La scorsa settimana, gli Stati Generali della Natalità sono stati al centro dell’attenzione mediatica; non solo per la contestazione al Ministro Roccella, ma anche per aver discusso del nostro inarrestabile declino demografico.
Come di consueto, sono stati presentati i numeri che dovrebbero spiegare il fenomeno, evidenziando in particolare che la caduta del tasso di natalità sarebbe imputabile alla mancanza di welfare specifico (scarsa offerta di asili nido, pochi permessi parentali ed insufficienti contributi per i figli).
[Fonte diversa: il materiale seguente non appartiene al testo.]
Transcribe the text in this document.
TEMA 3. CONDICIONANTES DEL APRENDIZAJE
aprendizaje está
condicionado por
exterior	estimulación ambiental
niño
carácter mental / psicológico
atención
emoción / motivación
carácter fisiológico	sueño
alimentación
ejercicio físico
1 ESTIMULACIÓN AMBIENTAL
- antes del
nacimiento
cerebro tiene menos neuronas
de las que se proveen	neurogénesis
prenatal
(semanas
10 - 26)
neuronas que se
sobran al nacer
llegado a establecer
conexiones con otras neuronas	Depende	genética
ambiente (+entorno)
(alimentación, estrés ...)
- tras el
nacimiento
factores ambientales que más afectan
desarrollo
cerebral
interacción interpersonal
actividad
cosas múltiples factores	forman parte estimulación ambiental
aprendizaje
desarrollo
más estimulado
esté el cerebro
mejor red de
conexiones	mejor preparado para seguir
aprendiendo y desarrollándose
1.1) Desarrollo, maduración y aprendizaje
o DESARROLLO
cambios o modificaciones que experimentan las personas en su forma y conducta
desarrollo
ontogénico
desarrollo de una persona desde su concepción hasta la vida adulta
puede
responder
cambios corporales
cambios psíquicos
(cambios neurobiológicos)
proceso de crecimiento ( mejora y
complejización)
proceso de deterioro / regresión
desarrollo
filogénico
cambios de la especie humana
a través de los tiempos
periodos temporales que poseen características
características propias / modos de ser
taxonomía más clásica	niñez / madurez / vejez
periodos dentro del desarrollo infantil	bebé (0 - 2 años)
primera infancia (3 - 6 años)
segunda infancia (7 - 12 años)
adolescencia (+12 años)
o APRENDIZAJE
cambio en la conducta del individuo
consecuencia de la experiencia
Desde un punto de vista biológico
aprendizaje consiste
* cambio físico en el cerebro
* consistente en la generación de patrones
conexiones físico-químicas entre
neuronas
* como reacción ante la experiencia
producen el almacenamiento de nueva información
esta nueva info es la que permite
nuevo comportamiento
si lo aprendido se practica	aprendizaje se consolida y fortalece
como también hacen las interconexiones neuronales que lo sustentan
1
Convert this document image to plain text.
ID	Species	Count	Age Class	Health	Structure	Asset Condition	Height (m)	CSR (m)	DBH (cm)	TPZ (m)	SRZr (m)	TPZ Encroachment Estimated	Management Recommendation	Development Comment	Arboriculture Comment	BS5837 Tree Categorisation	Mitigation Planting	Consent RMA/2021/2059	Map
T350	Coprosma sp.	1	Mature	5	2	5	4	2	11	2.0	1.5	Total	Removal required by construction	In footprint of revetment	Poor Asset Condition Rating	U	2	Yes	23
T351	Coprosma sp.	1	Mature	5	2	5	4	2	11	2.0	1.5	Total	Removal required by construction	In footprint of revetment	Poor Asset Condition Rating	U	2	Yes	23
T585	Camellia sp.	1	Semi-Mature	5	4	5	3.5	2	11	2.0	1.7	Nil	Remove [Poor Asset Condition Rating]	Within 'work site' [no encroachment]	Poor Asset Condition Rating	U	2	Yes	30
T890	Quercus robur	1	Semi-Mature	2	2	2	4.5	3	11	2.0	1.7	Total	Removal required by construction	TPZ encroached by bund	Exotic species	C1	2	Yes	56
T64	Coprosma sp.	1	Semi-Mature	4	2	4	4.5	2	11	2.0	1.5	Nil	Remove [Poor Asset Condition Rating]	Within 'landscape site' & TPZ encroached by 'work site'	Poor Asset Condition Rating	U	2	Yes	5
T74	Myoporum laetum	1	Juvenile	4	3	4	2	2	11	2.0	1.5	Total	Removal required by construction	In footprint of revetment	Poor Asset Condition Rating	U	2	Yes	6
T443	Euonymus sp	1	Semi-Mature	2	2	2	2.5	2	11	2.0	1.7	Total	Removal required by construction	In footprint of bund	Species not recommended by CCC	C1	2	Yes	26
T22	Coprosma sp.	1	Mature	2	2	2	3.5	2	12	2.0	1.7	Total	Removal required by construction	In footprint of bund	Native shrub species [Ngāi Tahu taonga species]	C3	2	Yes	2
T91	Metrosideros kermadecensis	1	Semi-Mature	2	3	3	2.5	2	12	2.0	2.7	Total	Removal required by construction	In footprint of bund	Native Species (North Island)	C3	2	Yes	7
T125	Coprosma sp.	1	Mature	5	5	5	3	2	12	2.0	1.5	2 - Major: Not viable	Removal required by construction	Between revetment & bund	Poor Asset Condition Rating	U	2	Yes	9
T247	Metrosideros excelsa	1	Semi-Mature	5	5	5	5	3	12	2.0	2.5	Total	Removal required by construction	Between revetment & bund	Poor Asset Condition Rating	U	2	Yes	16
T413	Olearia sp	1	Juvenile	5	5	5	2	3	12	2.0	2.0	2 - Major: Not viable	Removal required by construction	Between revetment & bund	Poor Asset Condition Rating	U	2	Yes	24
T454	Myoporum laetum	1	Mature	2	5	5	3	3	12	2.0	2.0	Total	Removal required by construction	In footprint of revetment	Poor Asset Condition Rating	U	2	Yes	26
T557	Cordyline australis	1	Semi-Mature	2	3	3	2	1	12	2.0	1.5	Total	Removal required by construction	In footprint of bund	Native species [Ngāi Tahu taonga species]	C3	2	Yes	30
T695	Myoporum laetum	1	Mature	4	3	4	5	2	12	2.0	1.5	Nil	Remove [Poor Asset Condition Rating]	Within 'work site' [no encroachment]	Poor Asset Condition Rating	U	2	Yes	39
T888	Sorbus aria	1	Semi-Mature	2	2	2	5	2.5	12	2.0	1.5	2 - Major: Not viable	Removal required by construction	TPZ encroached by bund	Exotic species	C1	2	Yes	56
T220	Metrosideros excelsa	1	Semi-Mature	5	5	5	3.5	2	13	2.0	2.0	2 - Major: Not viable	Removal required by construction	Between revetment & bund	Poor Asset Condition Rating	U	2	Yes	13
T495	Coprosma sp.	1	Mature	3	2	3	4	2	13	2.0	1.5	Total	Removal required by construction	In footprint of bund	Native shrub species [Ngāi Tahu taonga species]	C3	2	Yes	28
Tutto questo è certamente vero, ma è a mio modo di vedere una risposta parziale alla questione, che affonda le sue radici in fattori forse più strutturali.
Siamo sicuri che correlare welfare a tassi di natalità sia sufficiente? O esiste un nesso più forte con lo sviluppo e con i tassi di occupazione? E si potrebbe aggiungere con una più ampia questione culturale? Una indagine dell’Istituto Toniolo, condotta su 7mila donne tra i 18 e i 34 anni senza figli, riporta che il 21% di esse non desidera avere figli, mentre il 29% si dichiara debolmente interessata. Questo dunque non c’entra nulla con gli asili nido.
Se andiamo a vedere nei paesi come la Francia, in cui gli investimenti per sostenere la famiglia sono molto più importanti, scopriamo che il tasso di fertilità è del 1,79 per donna, mentre in Italia siamo all’1,24. Spendere in welfare è certamente utile per migliorare lo stato dell’arte, ma non è decisivo.
Sappiamo benissimo che la sostenibilità demografica non è data dal numero complessivo della popolazione – Francia e Italia hanno le stesse dimensioni da questo punto di vista –bensì dalla sua composizione per coorti anagrafiche. L’aumento degli anziani e la diminuzione dei giovani, uniti poi a questioni annose quali la bassa partecipazione delle donne al mercato del lavoro, fanno saltare l’equilibrio generazionale, provocando problemi enormi e su più livelli.
Se tutto questo è vero, non possono bastare le vecchie ricette (per altro nemmeno implementate), ma abbiamo bisogno di un nuovo paradigma. Accanto a politiche per migliorare il tasso di natalità – sforzo titanico con risultati probabilmente modesti, definito “mitigazione del fenomeno” – forse si tratterrebbe, come sostiene l’economista Innocenzo Cipolletta, di lavorare per ‘innalzare l’età pensionabile, essere più coraggiosi nell’aprire all’immaginazione, affidarsi senza timori alla tecnologia che compensa la riduzione dell’offerta di lavoro…”. Come dire, immaginarsi un’Italia diversa e consapevole delle problematiche che si trova davanti, da affrontare con soluzioni sistemiche.